Louis was now in air, in the dawning light of paradise; nor were the interchanges produced by suspense, more than passing shadows, to the luminous hope that shone upon his soul.
He and Ferdinand took horse for the short ride to Morewick; and during their drive the Marchioness communicated to her daughter, all that Louis had confided to her, respecting the cause of his late eagerness to return thither. As Marcella listened to the history of his friendship for Duke Wharton; its trials, its sufferings; and now its triumph, in the reformation of his friend from all his errors, and final restoration as from the grave; her tears bore too true a witness to the interest with which she hearkened to every circumstance that related to him. She hardly allowed herself to breathe, during that part of the narrative where her mother particularly enlarged on Cornelia's cares of the Duke; and repeated the observation of Louis, that such cares seemed his friend's best sanative; for that he believed, if any two persons were fitted by Providence for each other, it was the nobly eccentric mind of Wharton, to the celestial harmony of his cousin's.
"She is my ruling planet, that I have found at last," said the Duke to his friend, "and her attraction will keep me in its orbit."
Marcella was too confounded by the last scene between her and Louis, to confess a word of what had passed; she had been even more ashamed to communicate her apprehensions to her anxious parent, concerning this boasted cousin of the Marquis de Montemar. Therefore she now looked down, believing the fulness of her secret yet unknown to all but to its object, and gladly would she have died, rather than be conscious to the degradation of that hour.
She knew that her father had obtained from the Pope, a dispensation from his vow, relative to immuring her in a convent; and she did not doubt that Louis had been told the same in their first meeting at Harwich.

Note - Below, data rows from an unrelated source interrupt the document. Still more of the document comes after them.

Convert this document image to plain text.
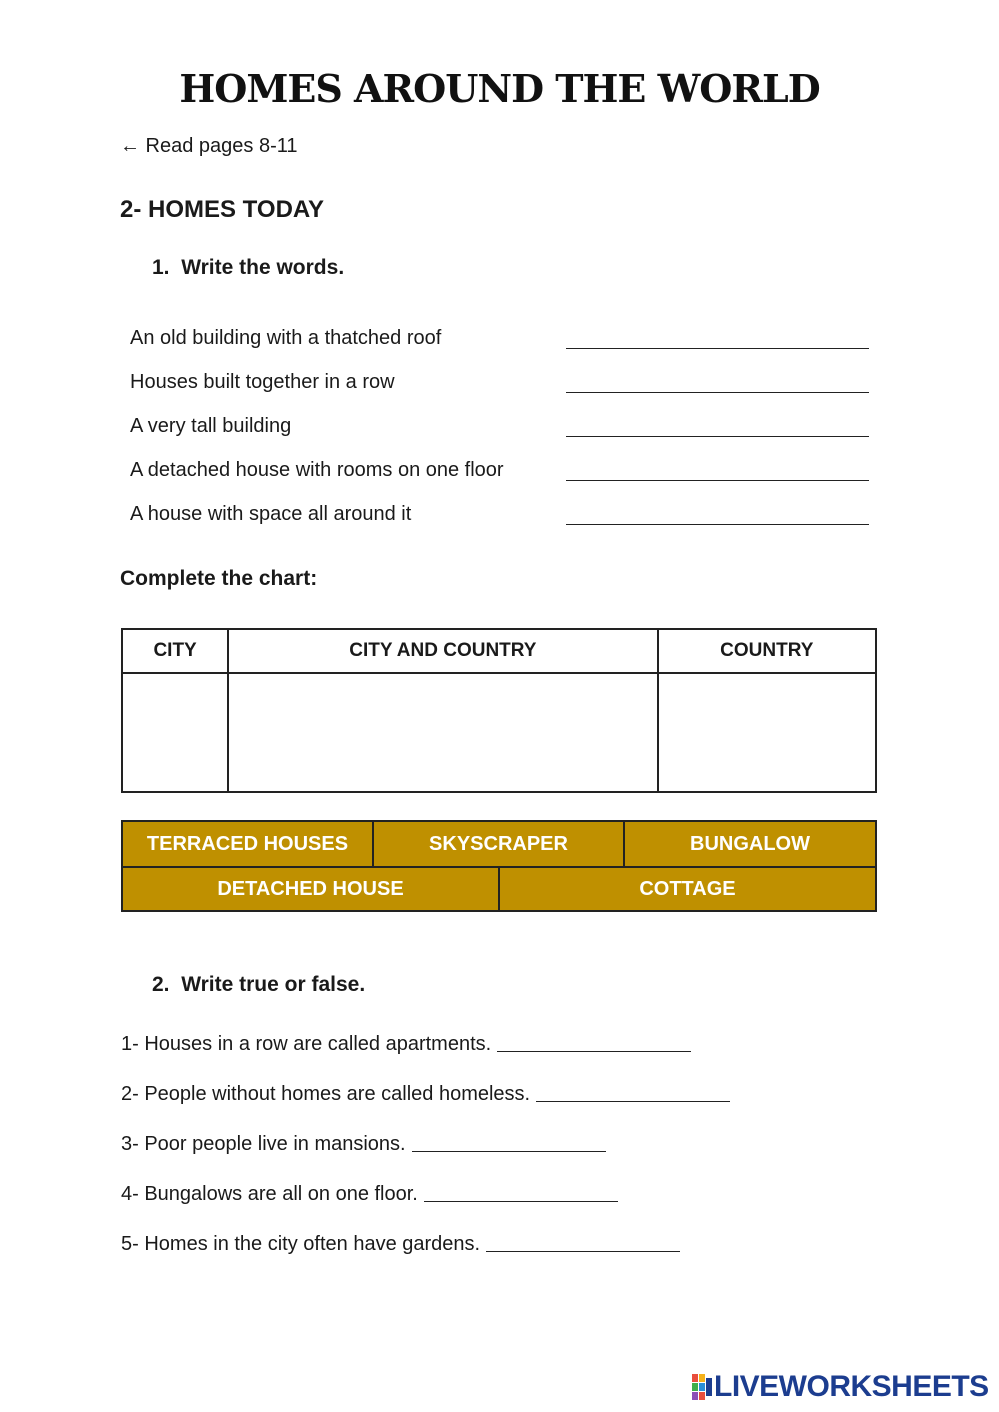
HOMES AROUND THE WORLD
← Read pages 8-11
2- HOMES TODAY
1. Write the words.
An old building with a thatched roof
Houses built together in a row
A very tall building
A detached house with rooms on one floor
A house with space all around it
Complete the chart:
CITY	CITY AND COUNTRY	COUNTRY

TERRACED HOUSES	SKYSCRAPER	BUNGALOW
DETACHED HOUSE	COTTAGE
2. Write true or false.
1- Houses in a row are called apartments.
2- People without homes are called homeless.
3- Poor people live in mansions.
4- Bungalows are all on one floor.
5- Homes in the city often have gardens.
LIVEWORKSHEETS
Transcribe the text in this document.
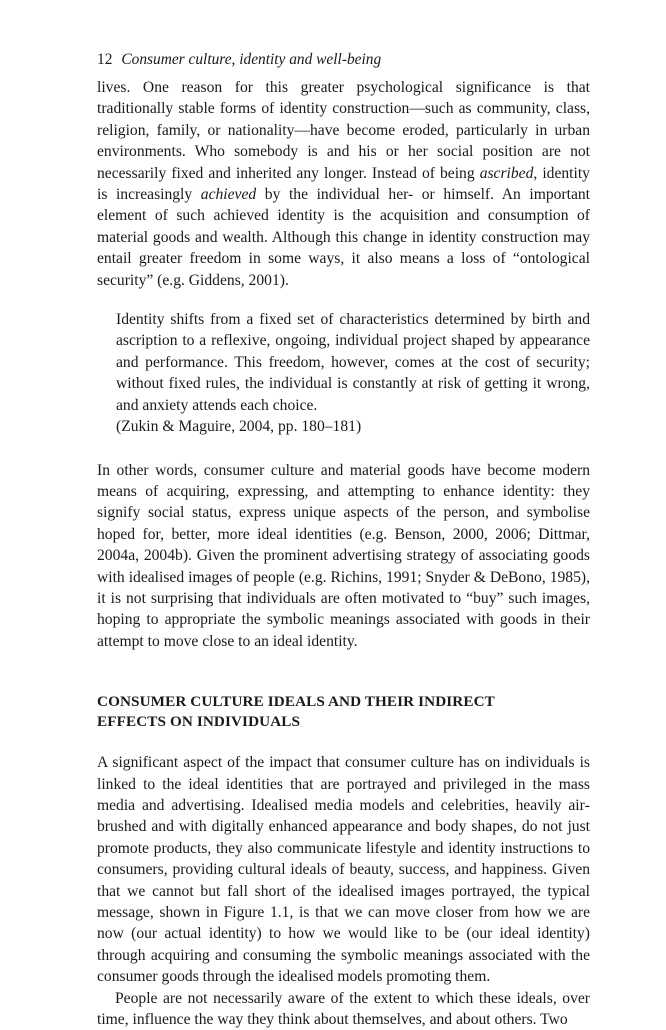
12 Consumer culture, identity and well-being

lives. One reason for this greater psychological significance is that traditionally stable forms of identity construction—such as community, class, religion, family, or nationality—have become eroded, particularly in urban environments. Who somebody is and his or her social position are not necessarily fixed and inherited any longer. Instead of being ascribed, identity is increasingly achieved by the individual her- or himself. An important element of such achieved identity is the acquisition and consumption of material goods and wealth. Although this change in identity construction may entail greater freedom in some ways, it also means a loss of “ontological security” (e.g. Giddens, 2001).

Identity shifts from a fixed set of characteristics determined by birth and ascription to a reflexive, ongoing, individual project shaped by appearance and performance. This freedom, however, comes at the cost of security; without fixed rules, the individual is constantly at risk of getting it wrong, and anxiety attends each choice.

(Zukin & Maguire, 2004, pp. 180–181)

In other words, consumer culture and material goods have become modern means of acquiring, expressing, and attempting to enhance identity: they signify social status, express unique aspects of the person, and symbolise hoped for, better, more ideal identities (e.g. Benson, 2000, 2006; Dittmar, 2004a, 2004b). Given the prominent advertising strategy of associating goods with idealised images of people (e.g. Richins, 1991; Snyder & DeBono, 1985), it is not surprising that individuals are often motivated to “buy” such images, hoping to appropriate the symbolic meanings associated with goods in their attempt to move close to an ideal identity.

CONSUMER CULTURE IDEALS AND THEIR INDIRECT
EFFECTS ON INDIVIDUALS

A significant aspect of the impact that consumer culture has on individuals is linked to the ideal identities that are portrayed and privileged in the mass media and advertising. Idealised media models and celebrities, heavily airbrushed and with digitally enhanced appearance and body shapes, do not just promote products, they also communicate lifestyle and identity instructions to consumers, providing cultural ideals of beauty, success, and happiness. Given that we cannot but fall short of the idealised images portrayed, the typical message, shown in Figure 1.1, is that we can move closer from how we are now (our actual identity) to how we would like to be (our ideal identity) through acquiring and consuming the symbolic meanings associated with the consumer goods through the idealised models promoting them.

People are not necessarily aware of the extent to which these ideals, over time, influence the way they think about themselves, and about others. Two
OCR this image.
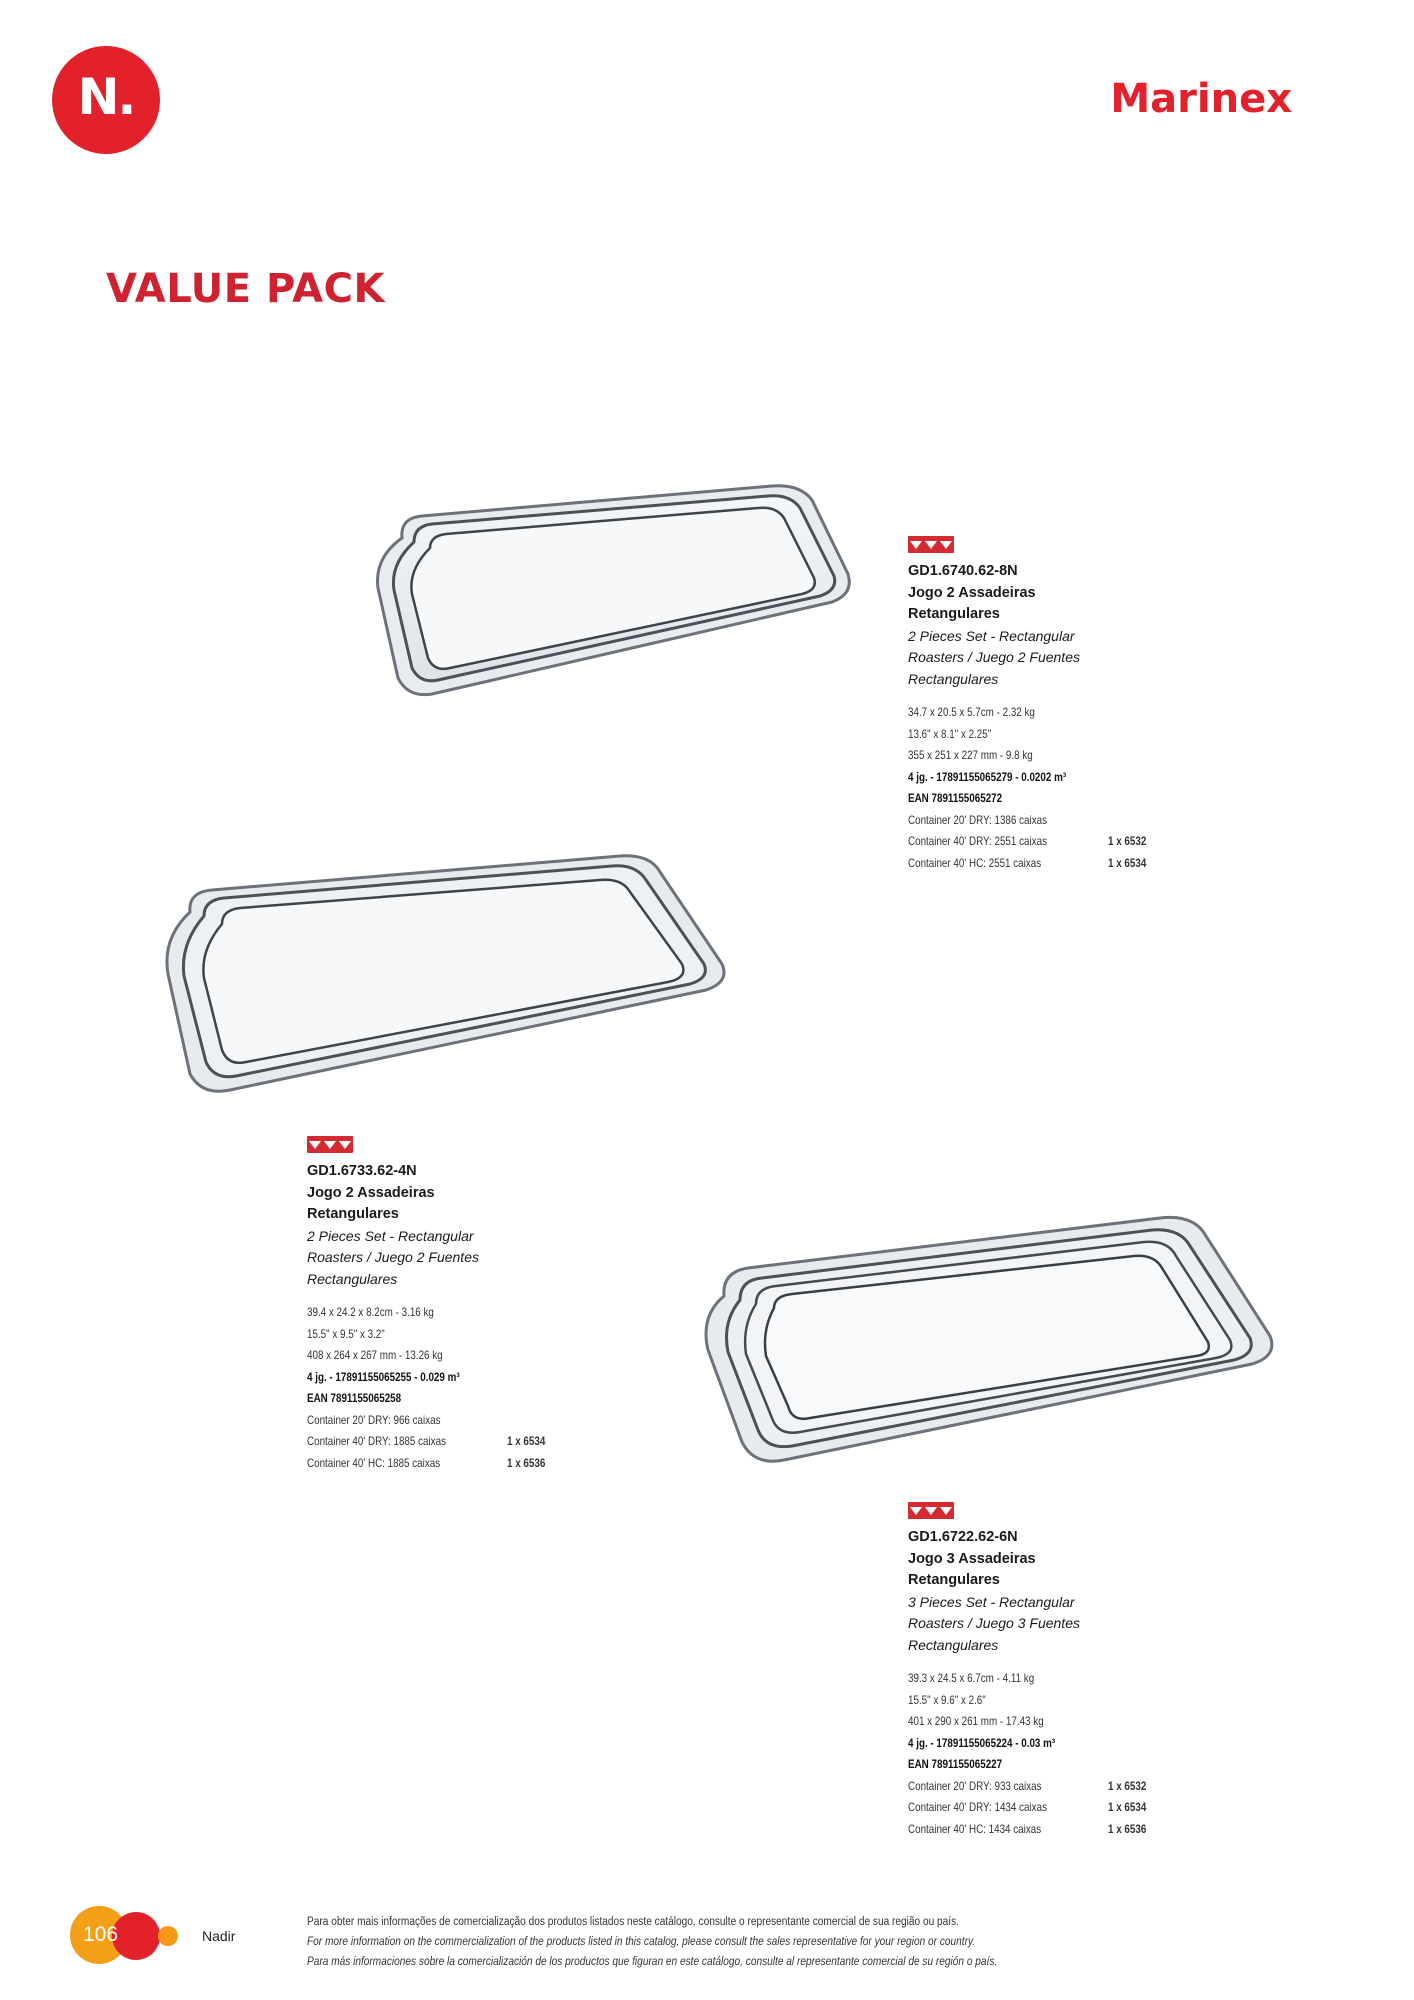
N.	Marinex
VALUE PACK
GD1.6740.62-8N
Jogo 2 Assadeiras
Retangulares
2 Pieces Set - Rectangular
Roasters / Juego 2 Fuentes
Rectangulares
34.7 x 20.5 x 5.7cm - 2.32 kg
13.6" x 8.1" x 2.25"
355 x 251 x 227 mm - 9.8 kg
4 jg. - 17891155065279 - 0.0202 m³
EAN 7891155065272
Container 20' DRY: 1386 caixas
Container 40' DRY: 2551 caixas	1 x 6532
Container 40' HC: 2551 caixas	1 x 6534
GD1.6733.62-4N
Jogo 2 Assadeiras
Retangulares
2 Pieces Set - Rectangular
Roasters / Juego 2 Fuentes
Rectangulares
39.4 x 24.2 x 8.2cm - 3.16 kg
15.5" x 9.5" x 3.2"
408 x 264 x 267 mm - 13.26 kg
4 jg. - 17891155065255 - 0.029 m³
EAN 7891155065258
Container 20' DRY: 966 caixas
Container 40' DRY: 1885 caixas	1 x 6534
Container 40' HC: 1885 caixas	1 x 6536
GD1.6722.62-6N
Jogo 3 Assadeiras
Retangulares
3 Pieces Set - Rectangular
Roasters / Juego 3 Fuentes
Rectangulares
39.3 x 24.5 x 6.7cm - 4.11 kg
15.5" x 9.6" x 2.6"
401 x 290 x 261 mm - 17.43 kg
4 jg. - 17891155065224 - 0.03 m³
EAN 7891155065227
Container 20' DRY: 933 caixas	1 x 6532
Container 40' DRY: 1434 caixas	1 x 6534
Container 40' HC: 1434 caixas	1 x 6536
106	Nadir
Para obter mais informações de comercialização dos produtos listados neste catálogo, consulte o representante comercial de sua região ou país.
For more information on the commercialization of the products listed in this catalog, please consult the sales representative for your region or country.
Para más informaciones sobre la comercialización de los productos que figuran en este catálogo, consulte al representante comercial de su región o país.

Though she had pined in thought, from the hour of her losing sight of him; and felt how hard it was to do, what she most inconsistently wished to accomplish, to make monastic vows, when her heart lingered after an earthly image!—yet, though the canker preyed inwardly, she knew not the extent of her love, till she found its fangs of jealousy, when she first heard him speak of Cornelia being at Morewick, and that he must hasten to rejoin her. His conduct during their last day's journey to Alnwick, filled her with all the tortures of passion; for not until then, had she known, by the reverse and the disappointment, the incipient hope which had lurked at the bottom of her heart,—that she was not indifferent to him!
Louis in the last interview at the inn in Alnwick, had avowed something of this sentiment, but the circumstances overwhelmed her; and wishing to forget the whole for ever, she did not even make a remark to her mother on what she imparted.
Louis and Ferdinand having preceded the carriage half an hour, they stood with Mr. Athelstone under the porch of the hall, to receive the travellers.
Marcella's eye instantly fell on the silver-headed Pastor of Lindisfarne. He seemed to stand, like the benignant saint of Patmos, venerable in years, and reverend in the spirit of holiness. He saluted the cheek of the animated Marchioness; but when he put out his hand to support the advancing steps of Marcella, her knees obeyed the impulse of her heart, and she bent before him, kissing his sacred hand.
"Bless you! bless you, my child!" said he, laying his other hand upon her head. Louis's ready heart could not bear the sight of such a recognition, without a sensibility he feared to shew; and he vanished into the recesses of the hall. The Pastor raised her in his arms, and bearing her gently into a room, put her into those of Cornelia, who had just embraced the Marchioness.